Most of my relationships end around the fifth date mark. You are probably thonking, gee five whole dates is hardly a relationship. You’d be right. Therin lies the beauty of the super short-term 5 date love affair.
Here’s why the 5 date relationship works for me:
We never get to the point where we spill our guts and talk about our feelings. My skeletons are frightening. For the sake of all persons involved, they are better left in the closet where they belong.
I believe in love at first sight. The same chemicals are produced by your brain regardless of how well you truly know a person. Knowing someone better changes nothing; if anything, it’s more likely that we will ignore red flags before falling out of love for practical reasons.
I also don’t do the fuck buddy thing. Sexual and emotional attraction are one and the same to me. If I’m not at least tempted to tell a man to tear my clothes off by date 5, sex isn’t happening and you can’t keep kissing forever.
I like meeting new guys and getting to know them. I’ve had just the right amount of time to do that before more commitment becomes expected of me or someone gets hurt. Dating is my entertainment, but I don’t entertain myself at the expense of other people’s feelings.
As much as I value the feeling of being in love: amazing, thrilling, die for the thought of you infatuation type love…it’s scary.
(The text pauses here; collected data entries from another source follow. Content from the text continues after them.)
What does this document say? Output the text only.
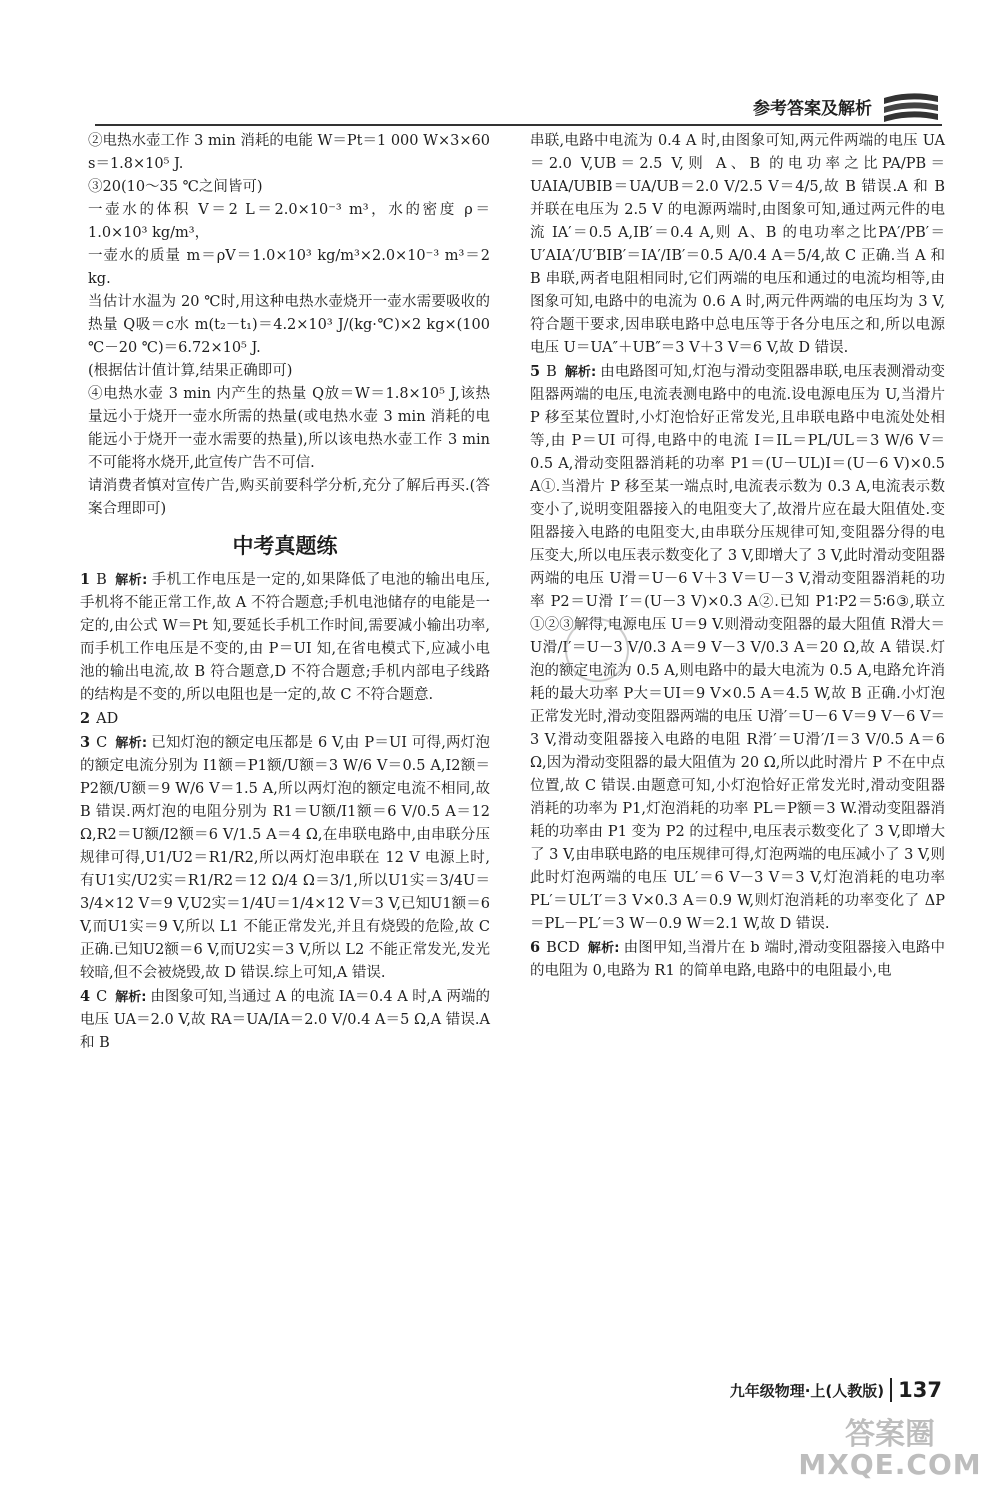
参考答案及解析

②电热水壶工作 3 min 消耗的电能 W＝Pt＝1 000 W×3×60 s＝1.8×10⁵ J.

③20(10～35 ℃之间皆可)

一壶水的体积 V＝2 L＝2.0×10⁻³ m³，水的密度 ρ＝1.0×10³ kg/m³，

一壶水的质量 m＝ρV＝1.0×10³ kg/m³×2.0×10⁻³ m³＝2 kg.

当估计水温为 20 ℃时,用这种电热水壶烧开一壶水需要吸收的热量 Q吸＝c水 m(t₂－t₁)＝4.2×10³ J/(kg·℃)×2 kg×(100 ℃－20 ℃)＝6.72×10⁵ J.

(根据估计值计算,结果正确即可)

④电热水壶 3 min 内产生的热量 Q放＝W＝1.8×10⁵ J,该热量远小于烧开一壶水所需的热量(或电热水壶 3 min 消耗的电能远小于烧开一壶水需要的热量),所以该电热水壶工作 3 min 不可能将水烧开,此宣传广告不可信.

请消费者慎对宣传广告,购买前要科学分析,充分了解后再买.(答案合理即可)

中考真题练

1 B 解析: 手机工作电压是一定的,如果降低了电池的输出电压,手机将不能正常工作,故 A 不符合题意;手机电池储存的电能是一定的,由公式 W＝Pt 知,要延长手机工作时间,需要减小输出功率,而手机工作电压是不变的,由 P＝UI 知,在省电模式下,应减小电池的输出电流,故 B 符合题意,D 不符合题意;手机内部电子线路的结构是不变的,所以电阻也是一定的,故 C 不符合题意.

2 AD

3 C 解析: 已知灯泡的额定电压都是 6 V,由 P＝UI 可得,两灯泡的额定电流分别为 I1额＝P1额/U额＝3 W/6 V＝0.5 A,I2额＝P2额/U额＝9 W/6 V＝1.5 A,所以两灯泡的额定电流不相同,故 B 错误.两灯泡的电阻分别为 R1＝U额/I1额＝6 V/0.5 A＝12 Ω,R2＝U额/I2额＝6 V/1.5 A＝4 Ω,在串联电路中,由串联分压规律可得,U1/U2＝R1/R2,所以两灯泡串联在 12 V 电源上时,有U1实/U2实＝R1/R2＝12 Ω/4 Ω＝3/1,所以U1实＝3/4U＝3/4×12 V＝9 V,U2实＝1/4U＝1/4×12 V＝3 V,已知U1额＝6 V,而U1实＝9 V,所以 L1 不能正常发光,并且有烧毁的危险,故 C 正确.已知U2额＝6 V,而U2实＝3 V,所以 L2 不能正常发光,发光较暗,但不会被烧毁,故 D 错误.综上可知,A 错误.

4 C 解析: 由图象可知,当通过 A 的电流 IA＝0.4 A 时,A 两端的电压 UA＝2.0 V,故 RA＝UA/IA＝2.0 V/0.4 A＝5 Ω,A 错误.A 和 B

串联,电路中电流为 0.4 A 时,由图象可知,两元件两端的电压 UA＝2.0 V,UB＝2.5 V,则 A、B 的电功率之比PA/PB＝UAIA/UBIB＝UA/UB＝2.0 V/2.5 V＝4/5,故 B 错误.A 和 B 并联在电压为 2.5 V 的电源两端时,由图象可知,通过两元件的电流 IA′＝0.5 A,IB′＝0.4 A,则 A、B 的电功率之比PA′/PB′＝U′AIA′/U′BIB′＝IA′/IB′＝0.5 A/0.4 A＝5/4,故 C 正确.当 A 和 B 串联,两者电阻相同时,它们两端的电压和通过的电流均相等,由图象可知,电路中的电流为 0.6 A 时,两元件两端的电压均为 3 V,符合题干要求,因串联电路中总电压等于各分电压之和,所以电源电压 U＝UA″＋UB″＝3 V＋3 V＝6 V,故 D 错误.

5 B 解析: 由电路图可知,灯泡与滑动变阻器串联,电压表测滑动变阻器两端的电压,电流表测电路中的电流.设电源电压为 U,当滑片 P 移至某位置时,小灯泡恰好正常发光,且串联电路中电流处处相等,由 P＝UI 可得,电路中的电流 I＝IL＝PL/UL＝3 W/6 V＝0.5 A,滑动变阻器消耗的功率 P1＝(U－UL)I＝(U－6 V)×0.5 A①.当滑片 P 移至某一端点时,电流表示数为 0.3 A,电流表示数变小了,说明变阻器接入的电阻变大了,故滑片应在最大阻值处.变阻器接入电路的电阻变大,由串联分压规律可知,变阻器分得的电压变大,所以电压表示数变化了 3 V,即增大了 3 V,此时滑动变阻器两端的电压 U滑＝U－6 V＋3 V＝U－3 V,滑动变阻器消耗的功率 P2＝U滑 I′＝(U－3 V)×0.3 A②.已知 P1∶P2＝5∶6③,联立①②③解得,电源电压 U＝9 V.则滑动变阻器的最大阻值 R滑大＝U滑/I′＝U－3 V/0.3 A＝9 V－3 V/0.3 A＝20 Ω,故 A 错误.灯泡的额定电流为 0.5 A,则电路中的最大电流为 0.5 A,电路允许消耗的最大功率 P大＝UI＝9 V×0.5 A＝4.5 W,故 B 正确.小灯泡正常发光时,滑动变阻器两端的电压 U滑′＝U－6 V＝9 V－6 V＝3 V,滑动变阻器接入电路的电阻 R滑′＝U滑′/I＝3 V/0.5 A＝6 Ω,因为滑动变阻器的最大阻值为 20 Ω,所以此时滑片 P 不在中点位置,故 C 错误.由题意可知,小灯泡恰好正常发光时,滑动变阻器消耗的功率为 P1,灯泡消耗的功率 PL＝P额＝3 W.滑动变阻器消耗的功率由 P1 变为 P2 的过程中,电压表示数变化了 3 V,即增大了 3 V,由串联电路的电压规律可得,灯泡两端的电压减小了 3 V,则此时灯泡两端的电压 UL′＝6 V－3 V＝3 V,灯泡消耗的电功率 PL′＝UL′I′＝3 V×0.3 A＝0.9 W,则灯泡消耗的功率变化了 ΔP＝PL－PL′＝3 W－0.9 W＝2.1 W,故 D 错误.

6 BCD 解析: 由图甲知,当滑片在 b 端时,滑动变阻器接入电路中的电阻为 0,电路为 R1 的简单电路,电路中的电阻最小,电

九年级物理·上(人教版) 137
答案圈
MXQE.COM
I guess I’ve become what some would call a “serial dater”. The title usually comes with a negative connotation, but if the shoe fits I’ll own it and wear it. The emotionally crippled must survive somehow.
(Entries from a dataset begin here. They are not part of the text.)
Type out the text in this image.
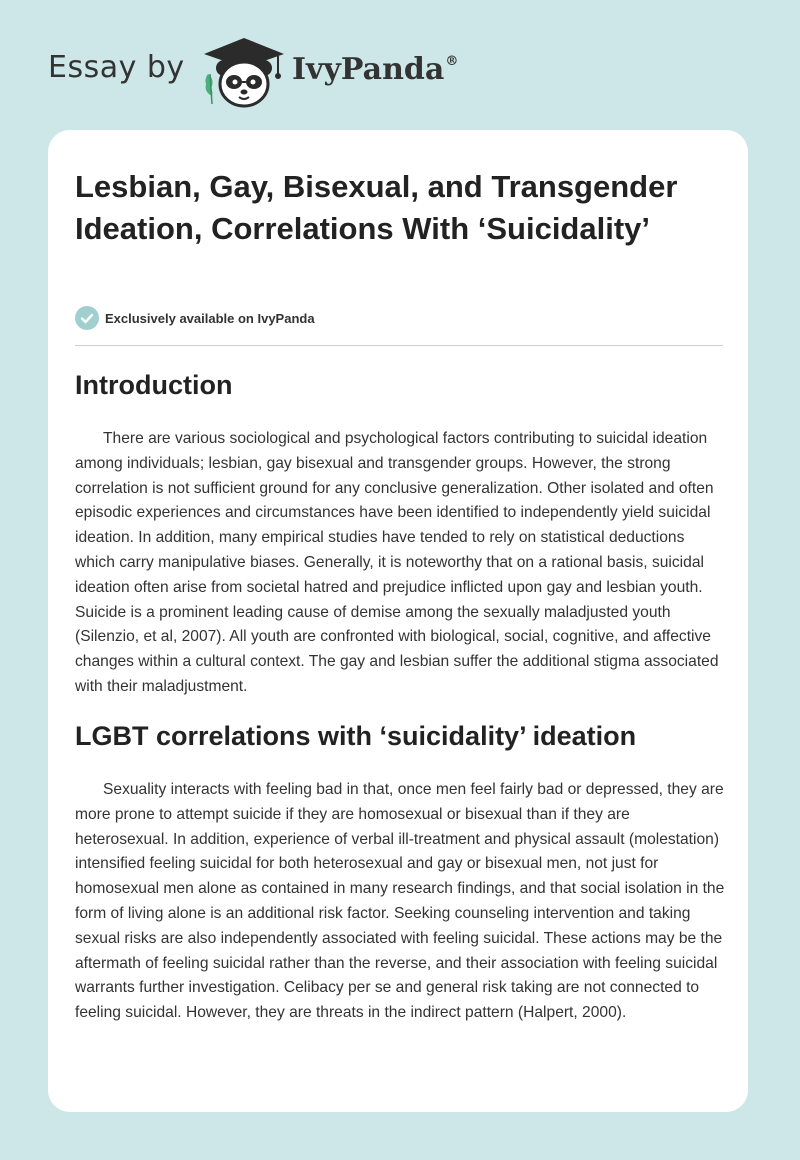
Essay by	IvyPanda®
Lesbian, Gay, Bisexual, and Transgender Ideation, Correlations With ‘Suicidality’
Exclusively available on IvyPanda
Introduction

There are various sociological and psychological factors contributing to suicidal ideation among individuals; lesbian, gay bisexual and transgender groups. However, the strong correlation is not sufficient ground for any conclusive generalization. Other isolated and often episodic experiences and circumstances have been identified to independently yield suicidal ideation. In addition, many empirical studies have tended to rely on statistical deductions which carry manipulative biases. Generally, it is noteworthy that on a rational basis, suicidal ideation often arise from societal hatred and prejudice inflicted upon gay and lesbian youth. Suicide is a prominent leading cause of demise among the sexually maladjusted youth (Silenzio, et al, 2007). All youth are confronted with biological, social, cognitive, and affective changes within a cultural context. The gay and lesbian suffer the additional stigma associated with their maladjustment.

LGBT correlations with ‘suicidality’ ideation

Sexuality interacts with feeling bad in that, once men feel fairly bad or depressed, they are more prone to attempt suicide if they are homosexual or bisexual than if they are heterosexual. In addition, experience of verbal ill-treatment and physical assault (molestation) intensified feeling suicidal for both heterosexual and gay or bisexual men, not just for homosexual men alone as contained in many research findings, and that social isolation in the form of living alone is an additional risk factor. Seeking counseling intervention and taking sexual risks are also independently associated with feeling suicidal. These actions may be the aftermath of feeling suicidal rather than the reverse, and their association with feeling suicidal warrants further investigation. Celibacy per se and general risk taking are not connected to feeling suicidal. However, they are threats in the indirect pattern (Halpert, 2000).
I went on a lovely date last Sunday. If a fab date is defined by an enjoyable atmosphere and good company, this was probably the best one I’ve ever been on.
ANTHONY> Artist. Art gallery owner and entrepreneur. 39 years old. Never married. 3rd generation Italian. Not unlike myself, he’s a bit of a foodie. Not unlike myself, he has liberal viewpoints about modern relationships and family. He makes his own flavored stevia that he brought with him on the date to sweeten his cocktails.
Maybe I’m just really susceptible to flattery, but I love compliments, pet names, and cutsy text messages. He calls me gorgeous and “sugar”. Before we met in person he sent me a text at 8am just to wish me a happy morning.
I appreciated that he took me out on an actual date, an expensive one at that. We had really good food and cocktails at upscale gastropub in the city.
We met up afterward at his place in the Avenues …it’s a hip place to live in Salt Lake if you own a house… the inside was decorated with really cool artwork that consisted of paintings and random industrial sculptures authored by Anthony himself. His style of artwork is very cool. It’s reminiscent of Ed Hardy. He uses a lot of skulls mixed with roses and themes that have feminine and masculine attributes. I’m not really an arty person, but I’d display some of this stuff in my own house.
He puts on some slow jazz and we start making out on his couch. He’s a perfect kisser…wait, scratch that … he’s a flawless kisser. I was genuinely and very pleasantly surprised. I analyzed every bit of that tonsil hockey and all of his moves were strategic and on point.
BUT *insert abrupt stop to whimsical cloud-9 sounding music here** …
Why was I analyzing everything he did instead of simply enjoying the moment?
Ugh, maybe because I’m just not that into him… ?
I’m just not that into him.
I don’t have anything negative to say about Anthony aside from the fact that there is something indefinable about him that just doesn’t excite me. The conversation flowed well and I think he’s an interesting enough person…
At this point, his post first date behavior is already reading to me as a bit needy and clingy. The assumption that I’m going to suddenly make time for him and inform him of my plans each subsequent weekend after only one date is a big turn off to me. Maybe he won’t go the 5 date distance after all. That’s a shame.